Blurry Eyes and a failing Smile

24 0 0
                                    

I know your there.
I've been looking for you though memories of another pair of eyes.
Knowing what I hear and see are not my own.
Should I really question if this is a real good bye?
Should I really question you leaving me because of your Mom, and how you left me alone?
But that's the thing, Right?
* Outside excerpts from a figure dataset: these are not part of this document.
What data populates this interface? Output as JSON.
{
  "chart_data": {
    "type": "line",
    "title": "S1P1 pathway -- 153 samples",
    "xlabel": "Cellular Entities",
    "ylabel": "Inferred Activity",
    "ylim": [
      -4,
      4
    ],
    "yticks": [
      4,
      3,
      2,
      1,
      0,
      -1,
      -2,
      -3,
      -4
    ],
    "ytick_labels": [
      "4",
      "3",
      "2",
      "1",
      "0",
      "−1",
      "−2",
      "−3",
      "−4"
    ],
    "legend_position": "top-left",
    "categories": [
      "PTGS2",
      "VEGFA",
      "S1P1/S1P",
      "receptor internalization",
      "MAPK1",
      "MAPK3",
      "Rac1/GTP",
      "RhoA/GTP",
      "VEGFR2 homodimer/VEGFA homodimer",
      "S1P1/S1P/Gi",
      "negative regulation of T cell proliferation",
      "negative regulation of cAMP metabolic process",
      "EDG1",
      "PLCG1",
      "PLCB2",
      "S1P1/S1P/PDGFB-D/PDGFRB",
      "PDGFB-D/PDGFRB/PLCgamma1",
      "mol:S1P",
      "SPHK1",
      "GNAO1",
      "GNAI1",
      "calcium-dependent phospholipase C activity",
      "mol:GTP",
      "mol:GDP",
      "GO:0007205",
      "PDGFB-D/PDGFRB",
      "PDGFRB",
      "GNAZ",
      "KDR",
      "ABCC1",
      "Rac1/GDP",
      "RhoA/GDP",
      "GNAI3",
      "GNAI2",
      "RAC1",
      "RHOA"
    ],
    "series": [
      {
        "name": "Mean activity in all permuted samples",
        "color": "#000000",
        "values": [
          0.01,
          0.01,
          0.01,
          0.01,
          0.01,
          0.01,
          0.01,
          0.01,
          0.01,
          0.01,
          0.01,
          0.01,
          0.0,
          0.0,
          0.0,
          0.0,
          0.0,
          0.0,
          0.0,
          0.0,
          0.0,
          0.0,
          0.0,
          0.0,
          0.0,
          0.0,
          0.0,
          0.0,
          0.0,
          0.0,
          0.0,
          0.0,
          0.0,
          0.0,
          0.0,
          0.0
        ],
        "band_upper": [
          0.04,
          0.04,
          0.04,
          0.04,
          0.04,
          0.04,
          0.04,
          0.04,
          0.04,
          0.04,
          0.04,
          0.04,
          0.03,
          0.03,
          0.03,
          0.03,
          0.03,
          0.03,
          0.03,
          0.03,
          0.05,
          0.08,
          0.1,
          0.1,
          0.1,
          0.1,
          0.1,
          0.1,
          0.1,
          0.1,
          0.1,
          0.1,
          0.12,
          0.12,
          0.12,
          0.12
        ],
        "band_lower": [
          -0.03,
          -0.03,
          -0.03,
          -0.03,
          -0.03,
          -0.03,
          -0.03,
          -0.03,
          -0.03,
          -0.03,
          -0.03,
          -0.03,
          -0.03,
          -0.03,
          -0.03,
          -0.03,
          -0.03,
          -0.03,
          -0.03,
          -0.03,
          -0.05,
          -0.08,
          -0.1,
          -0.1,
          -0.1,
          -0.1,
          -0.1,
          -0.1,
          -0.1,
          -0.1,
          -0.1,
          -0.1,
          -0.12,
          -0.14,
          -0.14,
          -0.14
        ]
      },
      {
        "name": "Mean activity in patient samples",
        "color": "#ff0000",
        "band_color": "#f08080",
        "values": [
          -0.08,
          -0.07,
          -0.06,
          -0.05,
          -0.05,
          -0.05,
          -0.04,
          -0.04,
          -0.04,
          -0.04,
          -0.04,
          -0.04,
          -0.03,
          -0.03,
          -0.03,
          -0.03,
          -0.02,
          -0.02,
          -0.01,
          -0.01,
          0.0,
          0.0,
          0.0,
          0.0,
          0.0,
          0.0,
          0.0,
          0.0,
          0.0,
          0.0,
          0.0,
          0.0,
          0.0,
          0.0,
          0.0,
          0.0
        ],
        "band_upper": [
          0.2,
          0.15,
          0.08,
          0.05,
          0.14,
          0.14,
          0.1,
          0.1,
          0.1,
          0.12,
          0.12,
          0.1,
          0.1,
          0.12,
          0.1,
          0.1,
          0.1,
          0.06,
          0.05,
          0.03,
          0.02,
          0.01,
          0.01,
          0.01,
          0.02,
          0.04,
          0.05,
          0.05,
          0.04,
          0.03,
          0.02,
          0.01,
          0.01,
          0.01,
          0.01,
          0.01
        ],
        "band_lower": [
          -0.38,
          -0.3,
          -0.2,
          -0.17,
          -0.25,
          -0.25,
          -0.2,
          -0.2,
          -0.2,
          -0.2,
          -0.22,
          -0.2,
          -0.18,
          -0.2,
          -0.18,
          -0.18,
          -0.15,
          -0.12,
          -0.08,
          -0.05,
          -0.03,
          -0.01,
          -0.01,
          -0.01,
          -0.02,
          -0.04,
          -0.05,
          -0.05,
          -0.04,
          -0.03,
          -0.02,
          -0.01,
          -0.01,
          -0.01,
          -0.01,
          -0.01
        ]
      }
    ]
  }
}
It goes both ways I'd say.
Its my fault I had to go, and doing so gave your Mom the opportunity to Bash you for the things She never had almost every night.
I feel bad for her, because I knew what that pain feels like at the end of the day.
I would walk to your house back then to hear her yelling at you guys.
I had troubles looking into your eye's Some days knowing how good you could be at hiding your pain She caused.
I wondering things like: If I huged you harder or kissed you longer or held you longer and so on you'd still be with me.
Sometimes, I'd watch you walk from friend to friend with different intentions on your mind.
Sometimes, I'd try to tell you about things because I wanted to let you in only to worry you more.
I feel alot of things but since then I've never felt so blind.
The thing that hurts the most is that you said you don't love me anymore.
I really thought you were the one.
To be honest,I was giving up everything for you ,but you never knew.
I was walking away from the people I never really knew.
To be honest, I knew you wouldn't do the same or to expect such a big amount out of you.
I never complained because I knew what that pain really was.
Another thing that hurts alot is; I never was ENOUGH for you.
I don't think the same way about you anymore.
I get angry at myself most times, because it should have never happened this way.
I can't even imagine what it did to you, bleeding inside and emotionally sore.
I used to call you My Moon, My Queen, My Everything.
But now, I'm reminded of you every time I go for a walk because I couldn't sleep.
The thoughts of you cut and burn me so deep!!!
I knew in the beginning if this were to happen to be as careful next time.
I'm willing to bet the same thing for You.